Mobile marketing through Twitter and Facebook is generally effective. Unfortunately they want to milk you to death with Ad costs so they have a policy against sweepstakes, coupons and giveaways. Quizzes are not really effective unless they generate some type of controversy. What do you mean by games in specific?
Like making user play some game on their mobile phone and giving them some discounts based on the win. The overall game experience could be designed keeping in mind the branding and philosophy of the business involved.
A lot of people on here are defending Amazon "because they take risks". Yea of course they do, they burn capital like a startup; when they have been in business for ~20 years. That is just negligence, not persistence. Sure they took a risk here, but it was vastly un-calculated and if it took them awhile to develop the product it still doesn't justify the attempt to win the high end as a newcomer in the space with a undeveloped app marketplace.
No, but that's not the point. The e-commerce space is very different than the product space. They are applying the same logic in both, which is a mistake.
The main character being an old man is not a good idea. It's important for an adventure game to create a character that the target audience can relate with, even if it's a hedgehog or something abstract. Albeit I agree with you in general, just furthering this point.
Some people may say that we are in a Idiocracy, seeing games like Flappy bird become trend setters while AAA titles are getting barely any downloads. Mobile game developers need to understand the platform is more important than the game. In that you develop what is best for the platform and demographic. Not what you perceive as being high quality and pour millions of dollars and R&D. The more you make the mobile game look like a job, regardless how difficult it was to make, it will not be enjoyed because of such complexity. Although for simple Apps that have little ways to differ from the crowd, then marketing with some quirky difference to it seems to be the most effective.
Sorry but you're vastly underestimating the power of marketing. "Yo" was basically an entirely marketing play, same with Flappy Bird, and their are several more examples. Candy Crush is by no means innovative, they polished an existing flash game that had been around for ages and marketed it correctly. Examples through counter examples; Bing will never succeed, simply because the brand has been devalued to a point that such migration is impossible. Amazon cannot make it in hardware no matter their innovation, because of how deeply invested people are with Apple/Google. I am sorry to say that in some respects; it is you with the blindspot.

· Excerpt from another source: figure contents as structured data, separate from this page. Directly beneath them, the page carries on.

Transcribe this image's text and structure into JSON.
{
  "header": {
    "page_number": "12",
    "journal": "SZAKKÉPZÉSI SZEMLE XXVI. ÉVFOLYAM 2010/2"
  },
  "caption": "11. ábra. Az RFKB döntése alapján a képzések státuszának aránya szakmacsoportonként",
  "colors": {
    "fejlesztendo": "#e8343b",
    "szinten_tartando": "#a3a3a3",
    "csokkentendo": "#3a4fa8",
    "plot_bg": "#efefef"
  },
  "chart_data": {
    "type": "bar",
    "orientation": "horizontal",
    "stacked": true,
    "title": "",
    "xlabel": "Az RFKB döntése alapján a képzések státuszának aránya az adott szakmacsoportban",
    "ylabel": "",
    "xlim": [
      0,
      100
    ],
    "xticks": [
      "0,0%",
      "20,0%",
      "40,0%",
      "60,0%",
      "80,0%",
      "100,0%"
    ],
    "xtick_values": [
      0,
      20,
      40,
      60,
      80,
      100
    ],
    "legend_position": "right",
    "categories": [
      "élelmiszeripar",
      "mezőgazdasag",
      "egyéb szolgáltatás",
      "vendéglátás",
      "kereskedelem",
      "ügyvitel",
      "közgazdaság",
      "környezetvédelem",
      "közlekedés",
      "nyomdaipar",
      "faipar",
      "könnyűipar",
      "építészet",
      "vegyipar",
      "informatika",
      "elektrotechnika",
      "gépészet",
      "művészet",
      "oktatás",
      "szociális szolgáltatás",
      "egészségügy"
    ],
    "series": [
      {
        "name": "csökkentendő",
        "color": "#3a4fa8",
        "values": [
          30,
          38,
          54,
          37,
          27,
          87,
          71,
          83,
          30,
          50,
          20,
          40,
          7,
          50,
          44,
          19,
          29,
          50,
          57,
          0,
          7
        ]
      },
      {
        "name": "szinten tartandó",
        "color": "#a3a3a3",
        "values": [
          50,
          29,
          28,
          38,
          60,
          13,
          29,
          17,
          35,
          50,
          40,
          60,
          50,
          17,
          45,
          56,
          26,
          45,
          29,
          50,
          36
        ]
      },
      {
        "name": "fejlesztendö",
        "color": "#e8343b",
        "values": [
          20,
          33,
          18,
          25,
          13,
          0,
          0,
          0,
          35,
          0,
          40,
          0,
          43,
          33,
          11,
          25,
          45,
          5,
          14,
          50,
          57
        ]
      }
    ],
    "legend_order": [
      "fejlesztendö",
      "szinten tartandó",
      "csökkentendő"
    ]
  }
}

That being said their are also examples of what you say working, but I have spoke to many people who have worked on AAA titles on mobile which have spent millions on R&D, with the best possible designers and developers, only to have a game like flappy bird outdo them. This is not only about being innovative, in fact it's sometime not, but rather having a anti-attitude to what the current market is in order to differentiate. Making an app for kids? Ask kids what they want, having a holier than though approach is only going to kick yourself in the face.
They decided to release the app to the App Store,
and people slowly started hearing about it. The
first serious buzz happened when blogger ad technical
Robert Scoble wrote about Yo after a visit to Israel.
He called it “the stupidest” but “most addicting” app.
Thus the Yo app became the conversation of the day
among the startup crowd in Silicon Valley and New
York, who tweeted how excited they were at using it.
As interest burgeoned, Arbel moved to San Francisco
last week.
You proved my point " The
first serious buzz happened when blogger ad technical
Robert Scoble wrote about Yo after a visit to Israel.
He called it “the stupidest” but “most addicting” app." Until then no-one knew about it, what is that called marketing. Are you going to down-vote me because you're wrong? How about Flappybird? That didn't gain any traction until the #1 Youtube video maker PewDiePie made a video on how much he hated it.
Marketing is a deliberate attempt to promote a product with the intention of selling it. If the authors or publishers of Yo approached Scoble or the Youtuber and persuaded them to feature their product, that's marketing. If Scoble or the Youtuber came across these apps on their own and randomly decided to mention them then that's not marketing, it's just luck.
Are we going to argue semantics on HN? If I show my app to anyone, which he did. Whether it is a news station or my mom it is marketing. He didn't just magically see it, the developer specifically showed him. You also have no idea if the Youtube video was influenced by the developer do you? I have worked with game streamers and had them promote some of our products; it's not hard. Feel free to post a dictionary definition of "marketing" if you want to continue this pointless debate on semantics.
People like you poison this site's ecosystem. Anytime you receive any counter to your misguided opinion you can silence the dissent by down-voting. Nothing you have said provides a insightful counter to anything I have said. You are just trying to bury my responses because you know you are wrong. It's disgusting, I thought this site was better than this.